Эмилия повиновалась и, смеясь, подошла к нему.

- Вот так, дорогая, - сказал он.

- О, я знаю, что вы хотите сказать. Но, Эмилия, даю вам слово, что я до сегоднешняго утра совсем не знал, что вы интересуетесь мною, иначе я бы так не поступил. Я очень расположен к Жанне, но знаю, что с самого начала она ко мне относится только по-дружески, и теперь я вижу, что я должен был попросить вас быть моею женою. Вы знаете, Эмилия, когда человек возвращается из продолжительного плавания, он слеп, как летучая мышь, - он не понимает женщин. Все оне для него одинаково прелестные создания, и он выбирает первую, которая ему попадется, не думая, любит ли она его, и не полюбит ли он сам другую больше её. Вначале я был более расположен к вам, но вы так были застенчивы и сдержаны, что я начал ухаживать за Жанной.

- Ни слова больше, господин Джолифф, - сказала она, задыхаясь. - Вы женитесь на Жанне в будущем месяце, и нехорошо...

- Эмилия, дорогая моя, - воскликнул он и схватил её маленькую фигуру в объятия, прежде чем она опомнилась.

Жанна за занавеской побледнела, старалась не смотреть, но не могла.

- Только вас одну я люблю так, как мужчина должен любить женщину, на которой он женится, и я понял из слов Жанны, что она охотно уступит меня. Она хочет выйти замуж за человека выше себя по положению и согласилась выйти за меня только по доброте. Прекрасная, высокая девушка не подходит быть женою простого моряка: вы больше подходите.

Он поцеловал ее несколько раз, и её гибкая фигура дрожала от волнения при его поцелуях.

- Я бы хотела знать, уверены ли вы, что Жанна намеревается отказать вам. Уверены ли вы? Потому что...

- Я знаю, что она не захочет нас сделать несчастными. Она освободит меня.

- Надеюсь, что да. Уходите, капитан.

Однако он медлил, пока не пришел покупатель за палочкою сургуча, и тогда он ушел.

Страшная зависть охватила Жанну при виде этой сцены. Она придумывала, как бы уйти незаметно. Необходимо было, чтобы Эмилия ничего не знала об её посещении. Она пробралась из гостинной в корридор, а затем к парадной двери, из которой она вышла без всякого шума.

Вид этих ласк изменил все её решения. Она не могла уже уступить Шадрача.
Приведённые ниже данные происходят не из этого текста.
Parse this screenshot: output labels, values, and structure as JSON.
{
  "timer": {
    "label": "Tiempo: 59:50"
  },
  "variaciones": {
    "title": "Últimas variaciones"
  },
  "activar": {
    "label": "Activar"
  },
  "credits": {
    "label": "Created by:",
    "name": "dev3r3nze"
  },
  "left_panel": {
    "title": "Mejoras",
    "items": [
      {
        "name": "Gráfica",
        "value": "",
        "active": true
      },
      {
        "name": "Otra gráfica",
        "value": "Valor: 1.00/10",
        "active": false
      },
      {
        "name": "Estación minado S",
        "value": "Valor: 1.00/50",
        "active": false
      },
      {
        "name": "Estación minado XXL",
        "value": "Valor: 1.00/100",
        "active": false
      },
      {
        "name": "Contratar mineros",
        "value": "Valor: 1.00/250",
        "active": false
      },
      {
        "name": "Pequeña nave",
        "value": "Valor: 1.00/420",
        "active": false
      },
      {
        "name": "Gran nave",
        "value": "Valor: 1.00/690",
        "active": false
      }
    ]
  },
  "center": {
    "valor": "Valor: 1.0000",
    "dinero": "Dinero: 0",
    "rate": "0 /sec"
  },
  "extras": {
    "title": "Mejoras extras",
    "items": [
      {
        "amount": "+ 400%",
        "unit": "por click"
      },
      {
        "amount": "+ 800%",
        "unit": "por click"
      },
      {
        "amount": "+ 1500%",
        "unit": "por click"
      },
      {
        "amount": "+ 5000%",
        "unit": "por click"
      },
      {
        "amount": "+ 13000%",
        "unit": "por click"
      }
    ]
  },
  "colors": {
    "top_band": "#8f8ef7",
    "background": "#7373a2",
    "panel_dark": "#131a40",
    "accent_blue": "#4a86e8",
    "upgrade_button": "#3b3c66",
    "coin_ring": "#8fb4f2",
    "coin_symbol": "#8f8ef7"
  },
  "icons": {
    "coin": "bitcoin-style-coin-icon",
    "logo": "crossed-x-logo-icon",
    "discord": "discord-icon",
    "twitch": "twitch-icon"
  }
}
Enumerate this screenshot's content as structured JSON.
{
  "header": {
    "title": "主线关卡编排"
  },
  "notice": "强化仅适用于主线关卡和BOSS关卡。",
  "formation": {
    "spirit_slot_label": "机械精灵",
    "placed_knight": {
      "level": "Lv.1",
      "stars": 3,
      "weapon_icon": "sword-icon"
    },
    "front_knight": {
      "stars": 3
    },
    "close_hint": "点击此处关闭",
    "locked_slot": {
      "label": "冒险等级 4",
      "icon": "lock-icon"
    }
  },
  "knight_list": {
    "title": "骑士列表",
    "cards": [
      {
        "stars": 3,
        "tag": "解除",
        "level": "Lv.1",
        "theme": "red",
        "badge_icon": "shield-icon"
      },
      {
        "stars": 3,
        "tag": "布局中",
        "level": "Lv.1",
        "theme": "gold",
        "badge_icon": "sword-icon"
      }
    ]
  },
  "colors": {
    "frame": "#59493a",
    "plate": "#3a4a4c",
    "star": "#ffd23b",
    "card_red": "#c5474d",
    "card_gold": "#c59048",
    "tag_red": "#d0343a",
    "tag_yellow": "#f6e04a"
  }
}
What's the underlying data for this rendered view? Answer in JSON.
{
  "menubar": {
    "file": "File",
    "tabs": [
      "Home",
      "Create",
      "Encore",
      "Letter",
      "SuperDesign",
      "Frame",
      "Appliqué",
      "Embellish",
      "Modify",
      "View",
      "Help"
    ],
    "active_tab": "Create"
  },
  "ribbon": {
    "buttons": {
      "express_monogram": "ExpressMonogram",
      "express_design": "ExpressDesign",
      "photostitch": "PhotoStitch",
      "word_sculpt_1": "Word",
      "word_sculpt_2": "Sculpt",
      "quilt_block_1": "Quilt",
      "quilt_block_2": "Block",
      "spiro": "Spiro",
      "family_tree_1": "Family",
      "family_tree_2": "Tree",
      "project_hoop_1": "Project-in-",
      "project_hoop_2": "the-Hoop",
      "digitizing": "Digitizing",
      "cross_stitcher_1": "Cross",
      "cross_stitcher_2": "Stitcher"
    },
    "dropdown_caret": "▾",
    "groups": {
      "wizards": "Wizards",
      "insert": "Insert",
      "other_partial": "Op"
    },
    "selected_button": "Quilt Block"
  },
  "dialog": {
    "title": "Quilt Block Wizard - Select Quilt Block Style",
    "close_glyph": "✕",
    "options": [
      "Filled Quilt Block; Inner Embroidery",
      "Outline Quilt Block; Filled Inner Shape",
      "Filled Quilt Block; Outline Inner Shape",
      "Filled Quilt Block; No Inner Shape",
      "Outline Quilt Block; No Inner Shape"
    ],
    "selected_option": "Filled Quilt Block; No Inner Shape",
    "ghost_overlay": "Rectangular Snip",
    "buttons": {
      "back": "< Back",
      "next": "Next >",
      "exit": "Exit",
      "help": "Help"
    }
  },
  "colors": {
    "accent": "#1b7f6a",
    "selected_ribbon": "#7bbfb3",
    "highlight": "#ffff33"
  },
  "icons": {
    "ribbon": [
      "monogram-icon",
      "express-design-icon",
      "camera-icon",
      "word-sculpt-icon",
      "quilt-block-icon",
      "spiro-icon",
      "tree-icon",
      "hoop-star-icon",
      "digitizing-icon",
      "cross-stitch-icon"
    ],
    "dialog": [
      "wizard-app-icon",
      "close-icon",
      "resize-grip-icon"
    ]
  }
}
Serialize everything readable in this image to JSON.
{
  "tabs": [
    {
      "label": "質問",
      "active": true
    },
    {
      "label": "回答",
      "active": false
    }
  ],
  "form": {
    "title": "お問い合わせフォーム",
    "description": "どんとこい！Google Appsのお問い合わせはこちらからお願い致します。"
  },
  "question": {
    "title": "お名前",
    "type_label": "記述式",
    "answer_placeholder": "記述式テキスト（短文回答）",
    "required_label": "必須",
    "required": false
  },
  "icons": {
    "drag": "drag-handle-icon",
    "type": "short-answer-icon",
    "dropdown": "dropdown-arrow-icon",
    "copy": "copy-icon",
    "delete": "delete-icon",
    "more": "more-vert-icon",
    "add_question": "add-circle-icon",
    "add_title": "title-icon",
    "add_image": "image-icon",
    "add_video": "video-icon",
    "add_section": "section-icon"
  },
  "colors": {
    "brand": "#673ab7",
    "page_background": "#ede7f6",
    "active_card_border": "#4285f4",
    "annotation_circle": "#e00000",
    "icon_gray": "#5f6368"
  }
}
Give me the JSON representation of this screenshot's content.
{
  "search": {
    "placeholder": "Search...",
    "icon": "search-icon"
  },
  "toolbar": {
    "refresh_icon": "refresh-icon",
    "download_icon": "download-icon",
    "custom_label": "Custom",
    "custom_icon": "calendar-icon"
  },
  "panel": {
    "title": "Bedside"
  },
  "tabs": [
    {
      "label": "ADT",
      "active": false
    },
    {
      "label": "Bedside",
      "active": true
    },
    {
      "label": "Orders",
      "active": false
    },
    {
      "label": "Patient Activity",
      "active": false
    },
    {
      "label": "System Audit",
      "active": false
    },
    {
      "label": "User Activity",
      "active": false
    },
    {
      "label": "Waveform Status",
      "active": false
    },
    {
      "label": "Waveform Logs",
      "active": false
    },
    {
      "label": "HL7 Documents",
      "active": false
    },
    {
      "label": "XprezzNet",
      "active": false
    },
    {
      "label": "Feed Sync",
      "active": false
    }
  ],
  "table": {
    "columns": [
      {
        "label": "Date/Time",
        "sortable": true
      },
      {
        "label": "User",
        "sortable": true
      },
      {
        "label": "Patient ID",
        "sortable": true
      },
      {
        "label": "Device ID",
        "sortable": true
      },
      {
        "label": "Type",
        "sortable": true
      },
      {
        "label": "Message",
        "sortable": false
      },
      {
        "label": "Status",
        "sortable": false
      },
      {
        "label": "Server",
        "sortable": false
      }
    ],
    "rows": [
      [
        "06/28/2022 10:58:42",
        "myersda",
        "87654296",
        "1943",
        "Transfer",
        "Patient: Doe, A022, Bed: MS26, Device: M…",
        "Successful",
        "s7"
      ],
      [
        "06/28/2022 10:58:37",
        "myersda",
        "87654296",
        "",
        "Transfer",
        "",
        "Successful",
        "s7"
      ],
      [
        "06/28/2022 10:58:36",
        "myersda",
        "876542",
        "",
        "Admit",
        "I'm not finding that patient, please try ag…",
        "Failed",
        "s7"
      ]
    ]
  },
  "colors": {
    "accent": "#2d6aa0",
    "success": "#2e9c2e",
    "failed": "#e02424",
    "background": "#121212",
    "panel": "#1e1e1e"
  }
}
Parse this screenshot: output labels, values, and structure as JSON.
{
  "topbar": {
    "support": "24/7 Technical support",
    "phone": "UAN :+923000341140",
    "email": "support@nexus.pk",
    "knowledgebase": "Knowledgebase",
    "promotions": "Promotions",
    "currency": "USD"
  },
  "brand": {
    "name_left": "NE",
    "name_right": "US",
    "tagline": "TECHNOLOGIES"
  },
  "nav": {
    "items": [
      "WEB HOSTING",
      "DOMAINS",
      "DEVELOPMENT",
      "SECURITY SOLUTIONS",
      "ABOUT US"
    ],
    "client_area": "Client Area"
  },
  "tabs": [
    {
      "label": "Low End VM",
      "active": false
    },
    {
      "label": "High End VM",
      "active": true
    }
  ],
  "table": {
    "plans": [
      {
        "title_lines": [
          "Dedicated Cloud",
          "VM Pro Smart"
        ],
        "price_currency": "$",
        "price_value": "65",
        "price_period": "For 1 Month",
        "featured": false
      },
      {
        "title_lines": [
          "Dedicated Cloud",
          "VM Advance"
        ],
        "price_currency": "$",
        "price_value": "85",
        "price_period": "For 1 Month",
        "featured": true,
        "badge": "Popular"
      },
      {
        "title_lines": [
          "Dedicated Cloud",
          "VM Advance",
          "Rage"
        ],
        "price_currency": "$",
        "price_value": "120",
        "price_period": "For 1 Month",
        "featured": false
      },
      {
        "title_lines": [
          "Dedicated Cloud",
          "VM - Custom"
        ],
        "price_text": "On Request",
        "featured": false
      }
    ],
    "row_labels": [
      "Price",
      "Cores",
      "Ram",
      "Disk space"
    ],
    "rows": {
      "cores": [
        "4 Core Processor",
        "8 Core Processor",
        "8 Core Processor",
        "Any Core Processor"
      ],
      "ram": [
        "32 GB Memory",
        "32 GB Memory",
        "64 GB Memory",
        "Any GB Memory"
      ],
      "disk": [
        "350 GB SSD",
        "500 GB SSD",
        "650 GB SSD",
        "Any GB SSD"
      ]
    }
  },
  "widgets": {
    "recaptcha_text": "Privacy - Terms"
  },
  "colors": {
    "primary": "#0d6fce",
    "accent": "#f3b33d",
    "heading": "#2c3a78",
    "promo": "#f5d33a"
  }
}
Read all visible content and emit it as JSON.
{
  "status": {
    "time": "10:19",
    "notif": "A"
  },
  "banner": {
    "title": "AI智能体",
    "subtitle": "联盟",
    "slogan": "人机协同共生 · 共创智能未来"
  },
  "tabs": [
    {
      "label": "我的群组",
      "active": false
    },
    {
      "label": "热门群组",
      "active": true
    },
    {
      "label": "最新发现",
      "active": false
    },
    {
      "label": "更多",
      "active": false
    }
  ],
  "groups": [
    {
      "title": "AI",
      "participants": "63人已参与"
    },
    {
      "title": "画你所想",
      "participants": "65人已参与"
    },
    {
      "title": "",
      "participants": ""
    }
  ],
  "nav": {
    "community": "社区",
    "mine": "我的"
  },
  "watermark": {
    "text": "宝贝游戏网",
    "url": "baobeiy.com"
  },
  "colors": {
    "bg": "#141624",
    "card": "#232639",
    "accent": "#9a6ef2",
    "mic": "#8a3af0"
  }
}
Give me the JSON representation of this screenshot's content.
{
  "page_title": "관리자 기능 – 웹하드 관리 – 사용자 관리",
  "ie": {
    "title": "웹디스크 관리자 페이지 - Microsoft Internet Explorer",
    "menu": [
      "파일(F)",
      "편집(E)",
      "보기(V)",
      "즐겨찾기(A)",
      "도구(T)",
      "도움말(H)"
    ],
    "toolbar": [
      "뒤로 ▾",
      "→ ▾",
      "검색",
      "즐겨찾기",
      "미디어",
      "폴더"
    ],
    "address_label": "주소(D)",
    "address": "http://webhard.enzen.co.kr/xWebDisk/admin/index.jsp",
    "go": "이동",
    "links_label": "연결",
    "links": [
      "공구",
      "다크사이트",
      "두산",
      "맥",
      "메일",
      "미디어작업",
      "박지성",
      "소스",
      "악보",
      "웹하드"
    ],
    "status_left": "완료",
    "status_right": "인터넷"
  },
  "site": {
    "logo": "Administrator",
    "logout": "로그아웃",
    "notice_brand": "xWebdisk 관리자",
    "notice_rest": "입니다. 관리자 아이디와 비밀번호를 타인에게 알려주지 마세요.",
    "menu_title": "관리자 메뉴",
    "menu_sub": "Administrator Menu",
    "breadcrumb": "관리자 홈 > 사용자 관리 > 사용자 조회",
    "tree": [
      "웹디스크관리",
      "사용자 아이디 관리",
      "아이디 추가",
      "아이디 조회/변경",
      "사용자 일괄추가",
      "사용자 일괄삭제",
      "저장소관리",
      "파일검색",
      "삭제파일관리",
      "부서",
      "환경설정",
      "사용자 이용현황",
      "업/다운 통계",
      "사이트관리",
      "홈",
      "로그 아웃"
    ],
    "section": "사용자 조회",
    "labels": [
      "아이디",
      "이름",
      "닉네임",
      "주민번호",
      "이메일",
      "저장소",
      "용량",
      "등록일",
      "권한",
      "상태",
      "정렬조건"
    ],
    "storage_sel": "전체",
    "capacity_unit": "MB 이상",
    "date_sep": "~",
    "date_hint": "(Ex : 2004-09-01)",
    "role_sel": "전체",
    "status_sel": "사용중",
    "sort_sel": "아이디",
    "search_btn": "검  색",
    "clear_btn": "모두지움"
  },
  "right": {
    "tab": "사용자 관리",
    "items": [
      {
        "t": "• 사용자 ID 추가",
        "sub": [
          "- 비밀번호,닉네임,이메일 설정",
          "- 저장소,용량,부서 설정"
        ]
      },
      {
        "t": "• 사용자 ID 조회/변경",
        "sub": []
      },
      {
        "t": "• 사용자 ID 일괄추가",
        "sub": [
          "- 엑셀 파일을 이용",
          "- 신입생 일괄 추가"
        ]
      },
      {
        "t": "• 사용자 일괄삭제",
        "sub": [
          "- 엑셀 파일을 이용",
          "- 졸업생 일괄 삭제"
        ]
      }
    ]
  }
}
Придя домой, она сожгла письмо и сказала матери, что если капитан Джолифф придет, то сказать ему, что она нездорова и принять его не может.

Однако, Шадрач не пришел. Они, послал ей записку, высказывая в простых выражениях состояние своего чувства и прося позволения воспользоваться теми намеками, которые она давала относительно её любви к нему, находя в этом чувстве только дружбу, и взять свое слово назад.

Разсматривая гавань и остров, он ждал ответа в своей квартире, но не получил его. Неизвестность делалась для него невыносимой и вечером он пошел в Хай-Стрит. Он не мог не зайти к Жанне, чтобы не узнать решения своей судьбы.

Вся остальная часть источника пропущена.